Je me mets en colère contre ce que j’aime, à force de ne pas obtenir ce que je veux et parfois même ce qu’on me promet. Un jour, ma mère me promet vingt sous si j’arrive premier en thème grec, et bientôt j’arrive premier. Mais au lieu des vingt sous, elle lance : « demain je te ferai une bonne pachade » (162). Moi j’aime bien la pachade, cette crêpe épaisse et croustillante faite de blé et d’œufs, si auvergnate, mais enfin là, qui parle de pachade ? Et il faudra que j’insiste, que je résiste au chantage, pour recevoir ces vingt sous dont je n’ai presque plus envie à la fin, pas plus que de pachade. Ma mère ne m’a pas physiquement dégoûté de la pachade, mais une sorte de dégoût moral, profond, irritant, honteux, me taraude à la pensée du plat.

Je l’écoute tordre les idées, me faire croire et faire croire à la bonne Jeanneton qu’un cafard dans le cidre, c’est bon signe, que le cidre frais est mauvais pour les femmes faibles. Oh je sens que bientôt ça ne prendra plus du tout, qu’elle ne me fera pas prendre goût à l’aigre et au moisi ni à ce qu’elle fait à la Jeanneton. Et c’est ironiquement que je pense très fort : « si jamais j’ai les poumons faibles, je prendrai du cidre comme celui-là » (274). Et moi « qui ne voulais pas manger de fromage parce qu’il y avait des vers, et qui aimais mieux qu’il n’y eût pas de mouches dans l’huile ! »

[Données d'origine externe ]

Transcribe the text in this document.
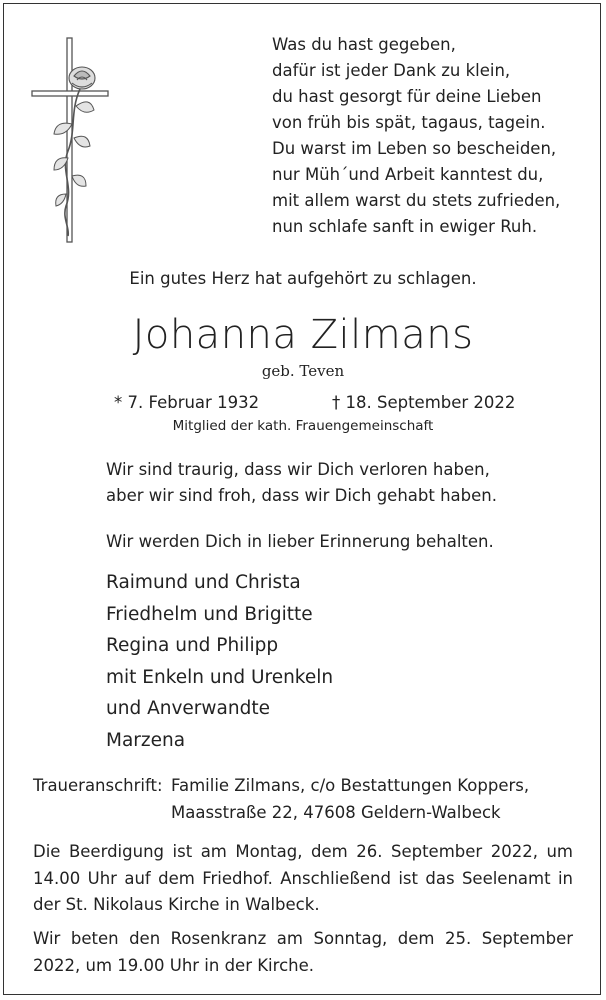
Was du hast gegeben,
dafür ist jeder Dank zu klein,
du hast gesorgt für deine Lieben
von früh bis spät, tagaus, tagein.
Du warst im Leben so bescheiden,
nur Müh´und Arbeit kanntest du,
mit allem warst du stets zufrieden,
nun schlafe sanft in ewiger Ruh.
Ein gutes Herz hat aufgehört zu schlagen.
Johanna Zilmans
geb. Teven
* 7. Februar 1932	† 18. September 2022
Mitglied der kath. Frauengemeinschaft
Wir sind traurig, dass wir Dich verloren haben,
aber wir sind froh, dass wir Dich gehabt haben.
Wir werden Dich in lieber Erinnerung behalten.
Raimund und Christa
Friedhelm und Brigitte
Regina und Philipp
mit Enkeln und Urenkeln
und Anverwandte
Marzena
Traueranschrift: Familie Zilmans, c/o Bestattungen Koppers,
Maasstraße 22, 47608 Geldern-Walbeck
Die Beerdigung ist am Montag, dem 26. September 2022, um
14.00 Uhr auf dem Friedhof. Anschließend ist das Seelenamt in
der St. Nikolaus Kirche in Walbeck.
Wir beten den Rosenkranz am Sonntag, dem 25. September
2022, um 19.00 Uhr in der Kirche.
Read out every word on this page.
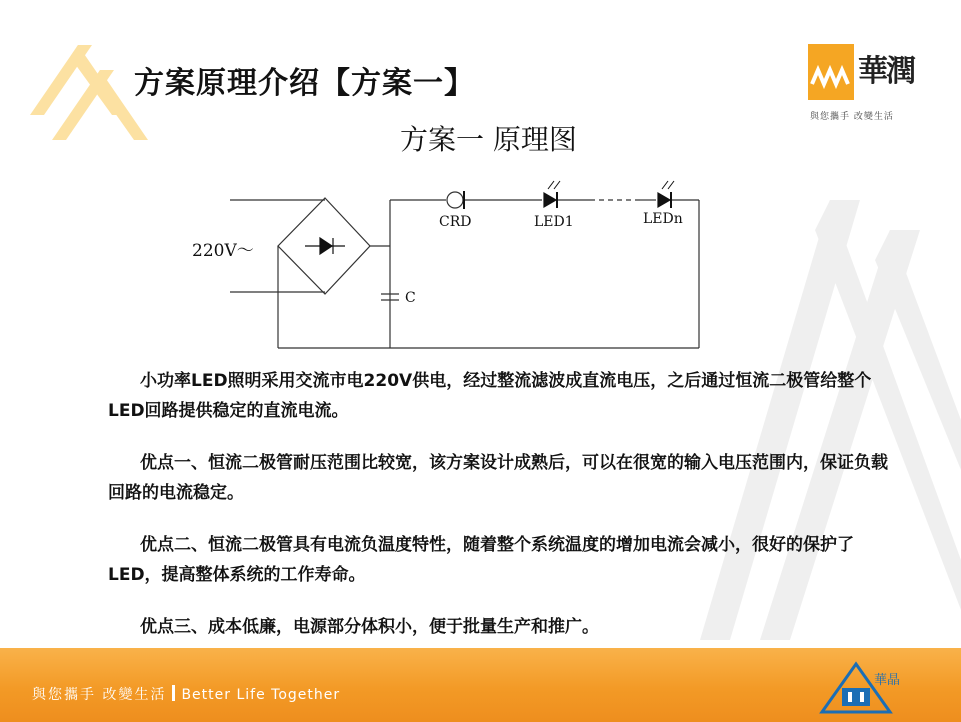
方案原理介绍【方案一】	華潤
與您攜手 改變生活
方案一 原理图
220V～
C
CRD	LED1	LEDn

小功率LED照明采用交流市电220V供电，经过整流滤波成直流电压，之后通过恒流二极管给整个LED回路提供稳定的直流电流。

优点一、恒流二极管耐压范围比较宽，该方案设计成熟后，可以在很宽的输入电压范围内，保证负载回路的电流稳定。

优点二、恒流二极管具有电流负温度特性，随着整个系统温度的增加电流会减小，很好的保护了LED，提高整体系统的工作寿命。

优点三、成本低廉，电源部分体积小，便于批量生产和推广。

與您攜手 改變生活 Better Life Together
華晶
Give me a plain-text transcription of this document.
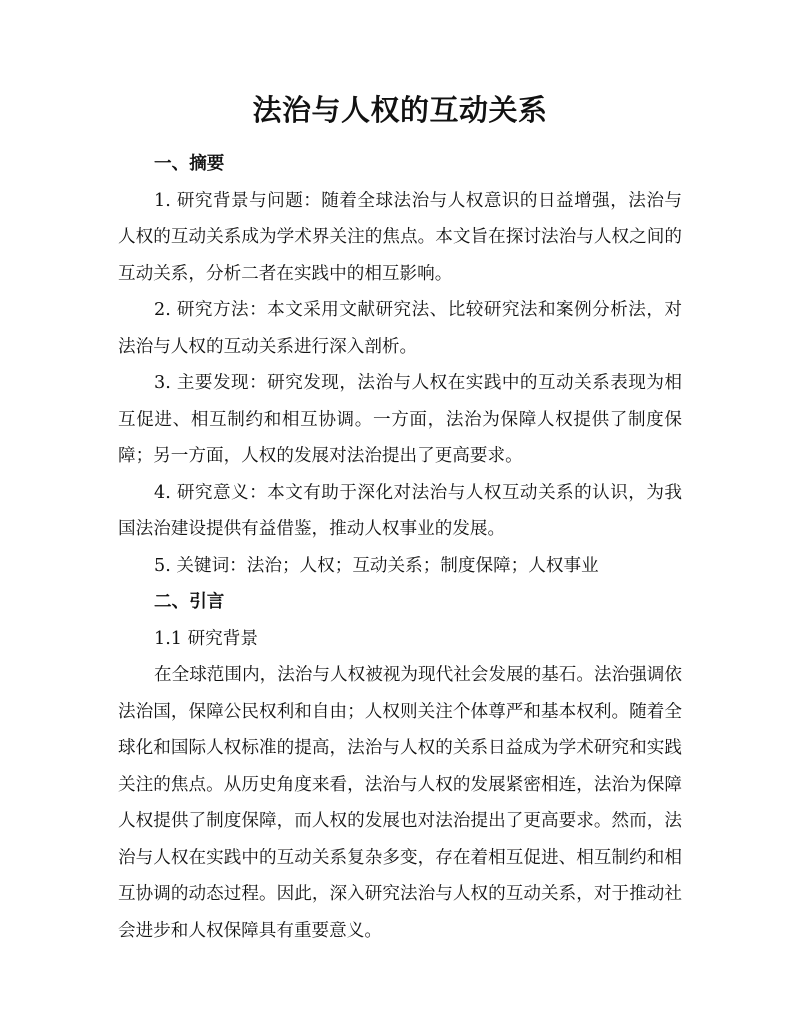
法治与人权的互动关系

一、摘要

1. 研究背景与问题：随着全球法治与人权意识的日益增强，法治与人权的互动关系成为学术界关注的焦点。本文旨在探讨法治与人权之间的互动关系，分析二者在实践中的相互影响。

2. 研究方法：本文采用文献研究法、比较研究法和案例分析法，对法治与人权的互动关系进行深入剖析。

3. 主要发现：研究发现，法治与人权在实践中的互动关系表现为相互促进、相互制约和相互协调。一方面，法治为保障人权提供了制度保障；另一方面，人权的发展对法治提出了更高要求。

4. 研究意义：本文有助于深化对法治与人权互动关系的认识，为我国法治建设提供有益借鉴，推动人权事业的发展。

5. 关键词：法治；人权；互动关系；制度保障；人权事业

二、引言

1.1 研究背景

在全球范围内，法治与人权被视为现代社会发展的基石。法治强调依法治国，保障公民权利和自由；人权则关注个体尊严和基本权利。随着全球化和国际人权标准的提高，法治与人权的关系日益成为学术研究和实践关注的焦点。从历史角度来看，法治与人权的发展紧密相连，法治为保障人权提供了制度保障，而人权的发展也对法治提出了更高要求。然而，法治与人权在实践中的互动关系复杂多变，存在着相互促进、相互制约和相互协调的动态过程。因此，深入研究法治与人权的互动关系，对于推动社会进步和人权保障具有重要意义。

Je sens que bientôt, ça ne prendra plus. Je me sens moins coupable, et davantage honteux du comportement de mon monde, de ma mère. Je repense à cette table d’hôtes à Tours, à ce magnifique repas où l’on mettait les coudes sur la table, au plus loin des tracasseries maternelles, et ma mère qui me crie « mange de tout ! » parce qu’elle obtenu la confirmation, demandée à haute voix, que le repas ne coûtait que deux francs par tête. Elle m’accapare, elle veut que je boive dans son verre, elle me crie l’emplacement des cabinets (257). Plus tard à Paris, je ferai semblant d’aimer le gras parce que ma mère, dans le restaurant où je l’ai conduite, menace de renvoyer en cuisine sa côtelette et qu’elle s’est déjà trop, bien trop ridiculisée auprès de la salle entière : je dissimulerai le gras dans mon gousset, dans la poche de derrière.

J’ai été « travaillé » par ma mère, mais quoi ! Il ne m’est pas « poussé des oignons dans l’estomac ni de la laine de mouton sur le dos — après tant de gigots pourtant ! » (216).

Cultiver dégoûts et mes goûts comme une révolte

De cette crête, j’irai sur le versant de la révolte : le commun m’attire, le commun, celui qui déplaît, qui signe mon refus de m’élever ou du moins, d’honorer les efforts d’ascension sociale de ma famille. Je goûte tout ce qui dégoûte ces « messieurs de la bachellerie » qui me dégoûtent eux aussi, « instituteurs, professeurs, maîtres de latinage ou de dessin » (55), collègues de mon père qui d’ailleurs le méprisent. L’autre jour, une composition m’a littéralement retourné l’estomac (346) : « J’ai du dégoût comme une fois où j’avais, tout petit, mangé trop de mélasse. »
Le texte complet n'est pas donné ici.